By T.S.V. Hari, IANS
Chennai : Discoveries of explosives’ caches in two Tamil Nadu districts Sunday worried state police officials on a day the US government indicated increased Maoist activity in Tamil Nadu since last year.
Home ministry sources here admitted that a PMK worker K. Ilanchezhiyan was taken into custody in Kanchipuram district 60 km from here for illegally possessing several country made bombs.
Prem Anand Sinha, Perambalur district superintendent of police, said on telephone that a huge stash of unaccounted explosives was seized from a stone quarry following an explosion that killed one person.
“We are worried at instances of unrecorded explosives cropping up in the state, but are hopeful of success within a week,” a top official told IANS.
The two incidents were reported within a 250 km southward radius of capital Chennai.
Significantly, two persons died in an explosion last year in Ilanchezhiyan’s farm.
The US government had said that there were 971 instances of Maoist activities in India during the first seven months in 2007.
In July 2007, a civic official was killed when an IED went off under his car in Sivaganga (constituency of Finance Minister P. Chidambaram) within days of newspaper reports alleging presence of over 600 Maoists in the foothills of the Western Ghats on Tamil Nadu’s border with Kerala, 400 km south of Chennai. Four of them were caught by alert locals.

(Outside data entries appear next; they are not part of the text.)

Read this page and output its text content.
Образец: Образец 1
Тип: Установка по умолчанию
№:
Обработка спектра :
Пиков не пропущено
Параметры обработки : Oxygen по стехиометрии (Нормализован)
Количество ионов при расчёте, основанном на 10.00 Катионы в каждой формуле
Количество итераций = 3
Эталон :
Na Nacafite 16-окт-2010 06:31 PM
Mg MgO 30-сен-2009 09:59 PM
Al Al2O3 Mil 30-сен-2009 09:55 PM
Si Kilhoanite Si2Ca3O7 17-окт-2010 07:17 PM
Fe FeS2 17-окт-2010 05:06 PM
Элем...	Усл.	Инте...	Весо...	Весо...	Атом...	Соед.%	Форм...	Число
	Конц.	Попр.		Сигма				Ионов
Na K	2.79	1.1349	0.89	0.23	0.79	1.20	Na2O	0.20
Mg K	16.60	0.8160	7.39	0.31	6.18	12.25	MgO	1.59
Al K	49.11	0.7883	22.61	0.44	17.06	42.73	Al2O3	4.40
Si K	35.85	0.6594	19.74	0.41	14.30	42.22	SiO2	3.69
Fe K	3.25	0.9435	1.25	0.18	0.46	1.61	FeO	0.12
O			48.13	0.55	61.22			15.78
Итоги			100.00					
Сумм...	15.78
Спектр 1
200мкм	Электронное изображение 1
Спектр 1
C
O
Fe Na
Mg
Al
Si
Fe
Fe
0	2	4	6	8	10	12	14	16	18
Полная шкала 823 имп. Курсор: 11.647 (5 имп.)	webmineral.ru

Top police officials denied links between Sunday’s incidents and increased extreme left-wing political activity in the state – though three Maoists were killed in encounters in Tamil Nadu during the last 35 days.
Significantly, Chief Minister M. Karunanidhi chided PMK founder Ramadoss Saturday for repeatedly being an impediment to the state’s developmental activities following the latter’s verbal assault against creation of Special Economic Zones to benefit major business houses, a well-known left-wing stand.
The left, along with PMK, prop up the Dravida Munnetra Kazhagam regime in Tamil Nadu.
Statistics provided by the state government admit that 87 cases have been registered against “agent provocateurs” owing allegiance to the banned Liberation Tigers of Tamil Eelam for smuggling ordnance to Sri Lanka since the DMK came to power in Tamil Nadu in 2006.
Seven of them belong to the self-styled Tamil culture vigilantes PMK and Viduthalai Chiruthaigal Katchi – both allies of the DMK and apologists of the LTTE espousing a left-of-centre political disposition.